IDS-INT: Intrusion detection system using transformer-based transfer learning for imbalanced network traffic

A network intrusion detection system is critical for cyber security against illegitimate attacks. In terms of feature perspectives, the network traffic may include a variety of elements such as attack reference, attack type, a sub-category of attack, host information, malicious scripts, etc. In terms of network perspectives, network traffic may contain an imbalanced number of harmful attacks when compared to normal traffic. It is challenging to identify a specific attack due to complex features and data imbalance issues. To address these issues, this paper proposed an Intrusion Detection System using transformer-based transfer learning for Imbalanced Network Traffic (IDS-INT). IDS-INT uses transformer-based transfer learning to learn feature interactions in both network feature representation and imbalanced data. First, detailed information about each type of attack is gathered from network interaction descriptions, which include network nodes, attack type, reference, host information, etc.
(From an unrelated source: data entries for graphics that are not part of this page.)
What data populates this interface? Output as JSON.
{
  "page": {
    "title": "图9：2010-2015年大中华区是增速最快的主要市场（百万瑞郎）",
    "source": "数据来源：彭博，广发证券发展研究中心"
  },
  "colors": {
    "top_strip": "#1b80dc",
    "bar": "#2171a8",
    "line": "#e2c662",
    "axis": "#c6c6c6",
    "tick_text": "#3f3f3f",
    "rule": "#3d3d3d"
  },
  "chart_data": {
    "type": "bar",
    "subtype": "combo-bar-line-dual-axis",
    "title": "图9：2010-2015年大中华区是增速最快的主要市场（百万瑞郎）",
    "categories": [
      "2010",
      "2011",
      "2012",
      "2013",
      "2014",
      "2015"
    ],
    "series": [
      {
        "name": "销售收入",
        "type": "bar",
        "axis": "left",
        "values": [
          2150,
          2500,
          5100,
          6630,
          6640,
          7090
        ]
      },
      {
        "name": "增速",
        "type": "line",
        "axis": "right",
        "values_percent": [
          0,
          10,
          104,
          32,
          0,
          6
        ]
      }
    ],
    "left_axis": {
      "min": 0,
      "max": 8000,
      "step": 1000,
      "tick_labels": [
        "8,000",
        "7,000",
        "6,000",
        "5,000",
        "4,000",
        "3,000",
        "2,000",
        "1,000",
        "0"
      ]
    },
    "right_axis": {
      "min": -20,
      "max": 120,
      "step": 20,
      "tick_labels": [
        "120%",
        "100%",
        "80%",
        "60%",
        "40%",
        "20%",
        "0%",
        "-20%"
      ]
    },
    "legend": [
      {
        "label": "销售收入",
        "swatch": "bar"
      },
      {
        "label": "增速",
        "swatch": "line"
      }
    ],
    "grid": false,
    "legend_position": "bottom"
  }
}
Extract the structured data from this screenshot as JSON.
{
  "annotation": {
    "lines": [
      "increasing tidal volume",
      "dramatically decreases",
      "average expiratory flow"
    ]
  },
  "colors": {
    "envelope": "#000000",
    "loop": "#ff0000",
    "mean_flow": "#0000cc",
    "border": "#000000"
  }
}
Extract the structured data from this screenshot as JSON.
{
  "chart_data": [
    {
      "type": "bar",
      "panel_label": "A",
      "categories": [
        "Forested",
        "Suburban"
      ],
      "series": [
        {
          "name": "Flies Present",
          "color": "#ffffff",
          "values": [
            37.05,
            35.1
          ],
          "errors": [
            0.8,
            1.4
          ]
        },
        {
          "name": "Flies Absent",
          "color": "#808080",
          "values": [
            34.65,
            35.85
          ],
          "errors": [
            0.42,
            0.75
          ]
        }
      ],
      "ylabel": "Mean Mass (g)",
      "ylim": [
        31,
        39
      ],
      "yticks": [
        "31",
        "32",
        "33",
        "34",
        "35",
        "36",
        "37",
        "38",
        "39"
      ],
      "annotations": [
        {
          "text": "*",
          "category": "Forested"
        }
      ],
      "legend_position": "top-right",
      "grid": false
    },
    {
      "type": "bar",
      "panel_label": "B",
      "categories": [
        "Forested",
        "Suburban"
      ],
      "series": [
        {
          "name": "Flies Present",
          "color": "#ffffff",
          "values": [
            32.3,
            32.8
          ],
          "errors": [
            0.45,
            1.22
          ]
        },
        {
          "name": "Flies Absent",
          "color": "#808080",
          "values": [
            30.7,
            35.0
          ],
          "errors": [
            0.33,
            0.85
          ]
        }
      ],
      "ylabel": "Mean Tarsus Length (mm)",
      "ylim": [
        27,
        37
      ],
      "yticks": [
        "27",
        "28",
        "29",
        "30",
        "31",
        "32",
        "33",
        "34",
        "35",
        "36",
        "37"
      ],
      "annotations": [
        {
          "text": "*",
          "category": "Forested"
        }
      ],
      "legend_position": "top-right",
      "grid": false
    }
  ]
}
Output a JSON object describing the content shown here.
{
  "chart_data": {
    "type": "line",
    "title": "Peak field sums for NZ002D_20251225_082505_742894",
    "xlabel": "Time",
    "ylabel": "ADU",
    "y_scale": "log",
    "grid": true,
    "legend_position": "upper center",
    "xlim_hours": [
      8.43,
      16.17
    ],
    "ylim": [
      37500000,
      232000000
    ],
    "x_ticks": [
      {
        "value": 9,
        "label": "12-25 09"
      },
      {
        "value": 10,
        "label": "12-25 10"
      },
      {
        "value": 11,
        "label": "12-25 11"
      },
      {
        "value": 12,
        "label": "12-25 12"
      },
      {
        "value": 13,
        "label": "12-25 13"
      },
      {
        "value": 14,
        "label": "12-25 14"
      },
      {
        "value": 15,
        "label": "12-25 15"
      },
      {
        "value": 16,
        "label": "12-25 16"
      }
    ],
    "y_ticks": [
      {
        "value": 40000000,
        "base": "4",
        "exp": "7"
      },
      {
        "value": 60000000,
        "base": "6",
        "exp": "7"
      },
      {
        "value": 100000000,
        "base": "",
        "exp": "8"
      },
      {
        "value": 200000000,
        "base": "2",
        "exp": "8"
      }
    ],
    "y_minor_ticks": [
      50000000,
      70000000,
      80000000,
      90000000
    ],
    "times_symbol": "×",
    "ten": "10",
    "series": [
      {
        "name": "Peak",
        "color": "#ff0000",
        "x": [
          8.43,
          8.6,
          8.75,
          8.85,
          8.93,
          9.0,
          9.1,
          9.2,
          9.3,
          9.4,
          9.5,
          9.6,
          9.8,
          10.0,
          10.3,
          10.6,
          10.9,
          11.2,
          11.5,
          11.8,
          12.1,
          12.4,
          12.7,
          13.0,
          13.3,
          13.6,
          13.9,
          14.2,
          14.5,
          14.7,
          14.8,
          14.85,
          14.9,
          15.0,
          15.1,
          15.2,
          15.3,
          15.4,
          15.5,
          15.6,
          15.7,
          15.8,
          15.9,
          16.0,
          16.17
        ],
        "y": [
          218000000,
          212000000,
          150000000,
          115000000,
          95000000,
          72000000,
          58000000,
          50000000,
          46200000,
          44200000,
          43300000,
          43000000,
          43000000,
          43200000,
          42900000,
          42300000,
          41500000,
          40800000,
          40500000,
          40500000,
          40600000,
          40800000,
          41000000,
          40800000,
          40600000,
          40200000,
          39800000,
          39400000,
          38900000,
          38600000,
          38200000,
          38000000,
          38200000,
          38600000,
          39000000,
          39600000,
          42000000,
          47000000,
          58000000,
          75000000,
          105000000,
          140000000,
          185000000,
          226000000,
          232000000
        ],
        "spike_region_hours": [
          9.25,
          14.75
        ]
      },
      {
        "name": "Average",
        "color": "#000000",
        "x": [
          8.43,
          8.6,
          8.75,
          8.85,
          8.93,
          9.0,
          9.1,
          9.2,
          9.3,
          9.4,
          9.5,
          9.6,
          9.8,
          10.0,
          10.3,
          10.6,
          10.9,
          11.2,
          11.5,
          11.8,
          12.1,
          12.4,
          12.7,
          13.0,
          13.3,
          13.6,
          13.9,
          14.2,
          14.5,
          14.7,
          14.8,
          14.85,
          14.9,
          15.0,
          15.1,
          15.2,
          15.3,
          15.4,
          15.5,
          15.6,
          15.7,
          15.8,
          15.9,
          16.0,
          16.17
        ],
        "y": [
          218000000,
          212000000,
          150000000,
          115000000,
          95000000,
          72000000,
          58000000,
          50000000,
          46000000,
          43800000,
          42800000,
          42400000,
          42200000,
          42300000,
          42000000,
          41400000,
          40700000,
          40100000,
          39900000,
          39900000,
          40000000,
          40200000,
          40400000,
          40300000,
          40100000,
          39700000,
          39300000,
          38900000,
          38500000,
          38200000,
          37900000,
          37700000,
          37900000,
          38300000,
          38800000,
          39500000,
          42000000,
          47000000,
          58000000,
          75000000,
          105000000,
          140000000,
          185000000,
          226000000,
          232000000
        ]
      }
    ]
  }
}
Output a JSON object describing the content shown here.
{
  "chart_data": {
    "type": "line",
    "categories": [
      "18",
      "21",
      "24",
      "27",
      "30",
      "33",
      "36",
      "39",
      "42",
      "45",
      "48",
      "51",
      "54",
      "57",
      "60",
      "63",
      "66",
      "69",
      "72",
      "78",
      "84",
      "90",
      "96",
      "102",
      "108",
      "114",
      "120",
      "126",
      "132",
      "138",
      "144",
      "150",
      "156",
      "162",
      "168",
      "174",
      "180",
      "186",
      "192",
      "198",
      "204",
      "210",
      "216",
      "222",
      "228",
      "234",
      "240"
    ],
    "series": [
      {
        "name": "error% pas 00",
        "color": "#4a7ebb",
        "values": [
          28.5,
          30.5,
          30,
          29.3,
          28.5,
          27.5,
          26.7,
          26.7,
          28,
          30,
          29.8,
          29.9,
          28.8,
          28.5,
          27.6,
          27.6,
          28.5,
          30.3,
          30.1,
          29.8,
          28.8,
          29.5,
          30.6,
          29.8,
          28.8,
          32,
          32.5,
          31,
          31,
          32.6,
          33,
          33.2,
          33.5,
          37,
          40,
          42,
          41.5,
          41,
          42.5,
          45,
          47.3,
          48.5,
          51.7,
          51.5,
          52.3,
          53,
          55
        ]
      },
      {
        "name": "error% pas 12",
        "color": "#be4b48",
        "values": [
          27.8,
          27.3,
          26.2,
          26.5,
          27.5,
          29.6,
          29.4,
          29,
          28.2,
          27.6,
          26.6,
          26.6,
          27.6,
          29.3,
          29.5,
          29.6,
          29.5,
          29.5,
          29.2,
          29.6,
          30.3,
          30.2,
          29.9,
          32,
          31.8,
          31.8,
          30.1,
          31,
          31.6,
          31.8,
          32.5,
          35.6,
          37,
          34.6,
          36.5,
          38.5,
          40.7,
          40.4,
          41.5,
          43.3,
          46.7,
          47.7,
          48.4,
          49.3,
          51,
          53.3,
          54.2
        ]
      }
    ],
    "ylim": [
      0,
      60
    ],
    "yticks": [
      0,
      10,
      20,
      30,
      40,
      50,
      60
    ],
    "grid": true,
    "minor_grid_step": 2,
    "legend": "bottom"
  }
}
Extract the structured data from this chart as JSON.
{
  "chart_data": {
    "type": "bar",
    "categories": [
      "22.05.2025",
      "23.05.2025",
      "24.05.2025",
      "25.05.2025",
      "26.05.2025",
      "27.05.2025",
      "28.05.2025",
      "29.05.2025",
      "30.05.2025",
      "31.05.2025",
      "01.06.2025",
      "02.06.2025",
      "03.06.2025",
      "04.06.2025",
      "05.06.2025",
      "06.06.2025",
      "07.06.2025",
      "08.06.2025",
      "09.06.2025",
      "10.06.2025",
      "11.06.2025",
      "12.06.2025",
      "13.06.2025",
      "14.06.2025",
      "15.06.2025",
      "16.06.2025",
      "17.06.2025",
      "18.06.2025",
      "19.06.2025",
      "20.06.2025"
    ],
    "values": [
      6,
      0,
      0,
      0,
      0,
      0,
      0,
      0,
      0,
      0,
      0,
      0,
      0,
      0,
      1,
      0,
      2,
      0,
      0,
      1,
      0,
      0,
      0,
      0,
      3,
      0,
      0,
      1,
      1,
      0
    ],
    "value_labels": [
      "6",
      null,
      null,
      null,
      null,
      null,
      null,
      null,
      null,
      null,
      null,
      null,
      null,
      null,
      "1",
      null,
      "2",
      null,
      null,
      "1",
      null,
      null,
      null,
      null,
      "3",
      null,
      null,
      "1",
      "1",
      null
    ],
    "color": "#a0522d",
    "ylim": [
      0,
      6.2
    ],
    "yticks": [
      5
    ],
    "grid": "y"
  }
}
Second, the transformer-based transfer learning approach is developed to learn the detailed feature representation using their semantic anchors. Third, the Synthetic Minority Oversampling Technique (SMOTE) is implemented to balance abnormal traffic and detect minority attacks. Fourth, the Convolution Neural Network (CNN) model is designed to extract deep features from the balanced network traffic. Finally, the hybrid approach of the CNN-Long Short-Term Memory (CNN-LSTM) model is developed to detect different types of attacks from the deep features. Detailed experiments are conducted to test the proposed approach using three standard datasets, i.e., UNSW-NB15, CIC-IDS2017, and NSL-KDD. An explainable AI approach is implemented to interpret the proposed method and develop the trustable model.